We have crows here in Casco, of course, though I have never seen them gather in the numbers I did in Portland, nor are they as habituated to humans here as they appear to be in Portland. In our first few years in Casco, Peter left food for the crows on a granite outcropping in the field, but he would be back in the house before three crows, one in a tree as sentinel, appeared to carefully examine and then take the food. Often, the crows would arrive much later, which led to the food attracting critters we didn’t want to feed, so we stopped feeding the crows and the crows ceased making their daily visits. Ron Johnson, Extension Wildlife specialist at the Department of Fisheries and Wildlife, University of Nebraska-Lincoln notes behavioral changes in crows that nest and roost in urban areas. As we noticed, urban crows are more habituated to humans than rural crows. They’ve readily adapted to the changes and opportunities for habitat and food that an urban environment offers.

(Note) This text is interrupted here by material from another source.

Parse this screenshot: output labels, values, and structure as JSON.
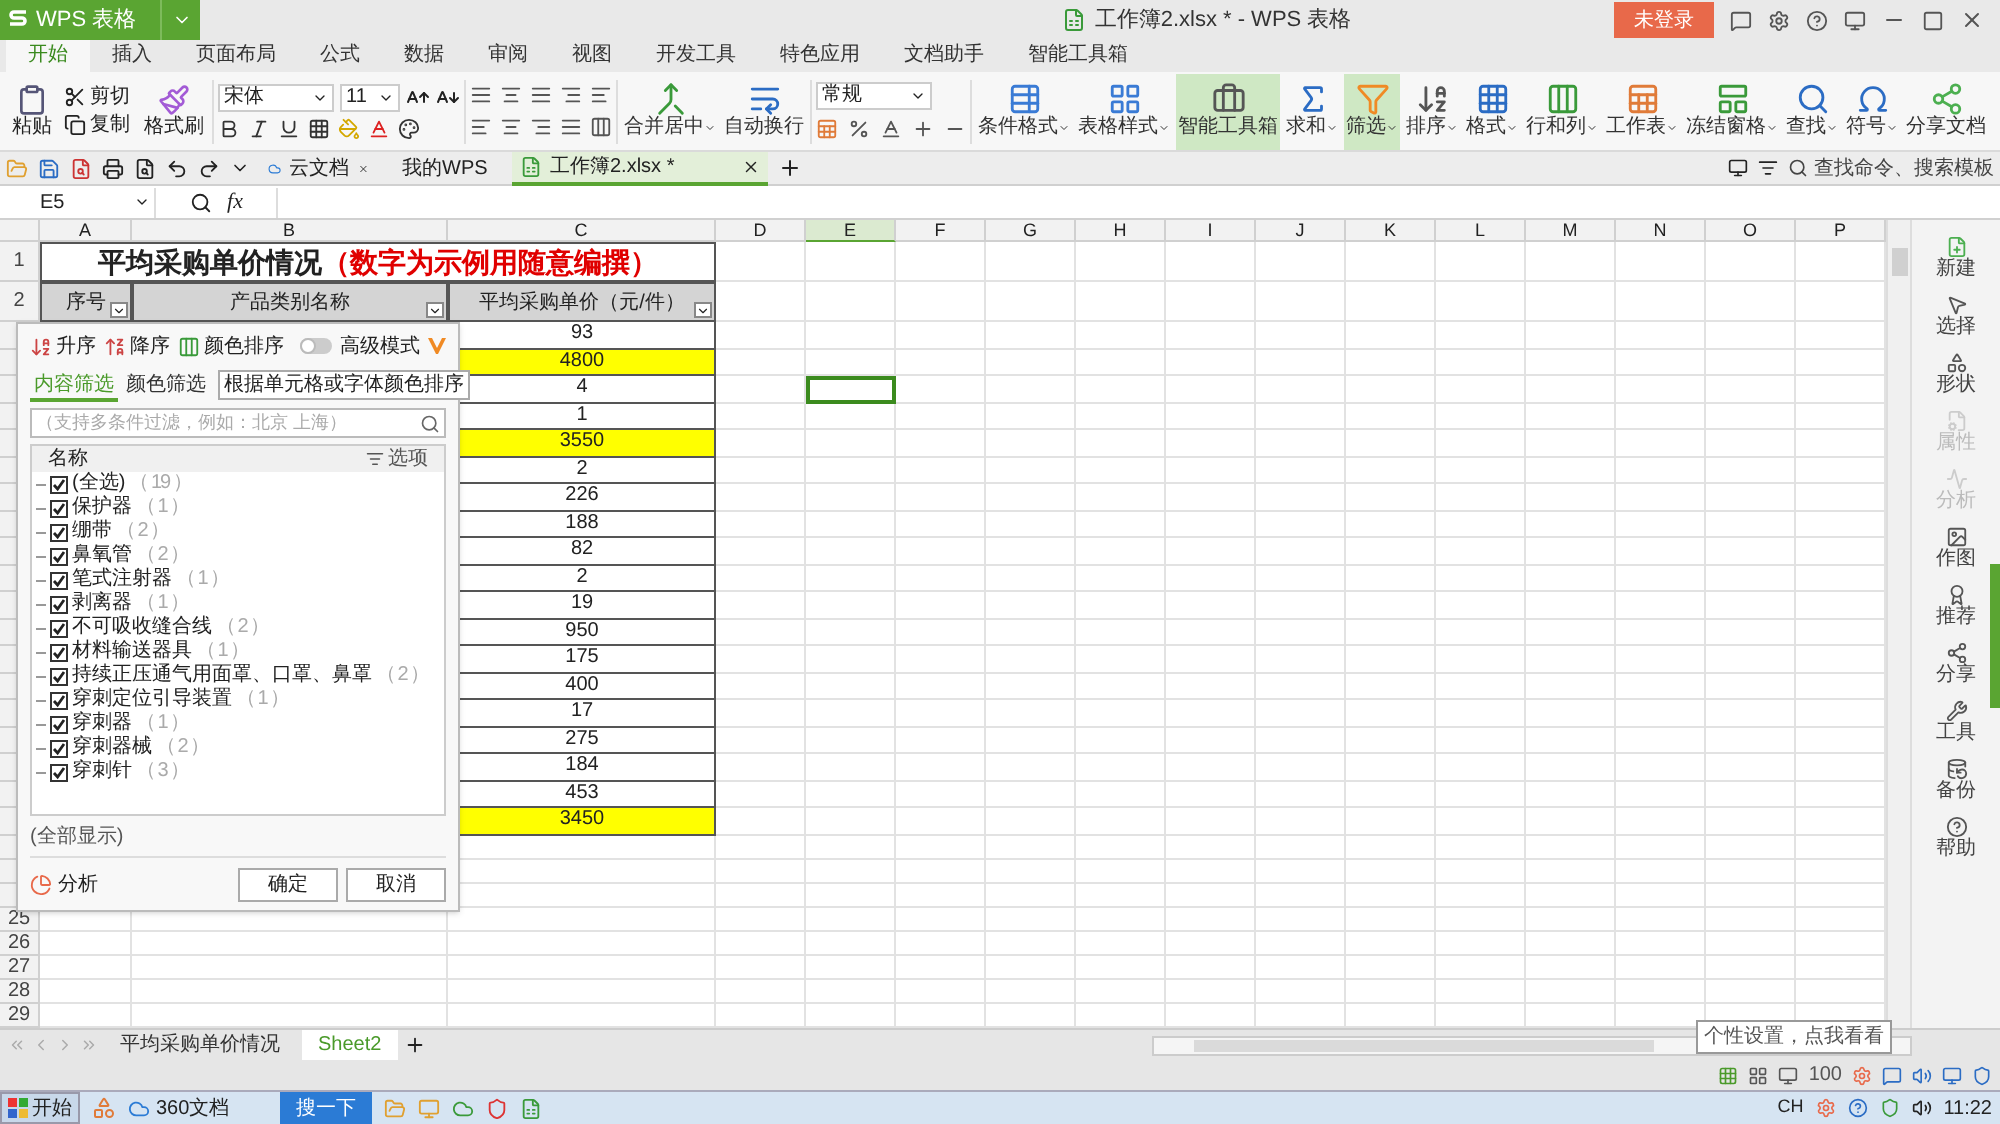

Although I admittedly notice birds only when they seem out of place, like the robin I saw on a snow bank in Bridgton in January or those crows at dusk in the trees in Portland, crows are part of our collective imagination from Shakespeare to Alfred Hitchcock. We pass laws to protect them and laws to hunt them. In Celtic mythology, the goddess of war and death (Morrighan) appears as a crow or a raven, often in a group of three. Old women are often referred to as crows. Products are sold to prevent or minimize crow’s feet. And we may be required to “eat crow” when, as World Wide Words suggests, “when (we) have made a serious error and need to acknowledge it humbly.” Although like that author, I haven’t actually eaten crow meat, it perhaps isn’t very tasty, so the phrase is apt.

For a mindfulness exercise in a photography class recently, I took a picture of what I am mindful of: a group shot of my laptop, my smartphone, my tablet and my coffee maker, each of which I’d spent too much time that week mindfully getting to work and with which I mindfully spend too much time each day. Was it Thoreau who said, “Men have become the tools of their tools?” Still, like the crows, I am adapting to a new habitat — one with a new language. One morning as I labored over one of my labor-saving devices in that habitat, the one created by Microsoft, I looked up and out the window in time to see a crow flying low over the bird feeder. Occasionally, I throw the rinds from the suet feeders underneath it for the ground feeding birds. Never before had a crow come this close to the house. I watched it land a few feet from the suet rind, approach it warily, poke it and leap back, poke it and leap back. Crows have good memories and perhaps suet equals potential trap. Eventually however, after repeated pokes and jumps, the crow flew off with the suet.

This morning, a fluttering of wings in the corner of my eye and I looked up from my laptop: a crow flew back and forth above the bird feeder. He hasn’t forgotten but I have; there are no suet rinds on the ground.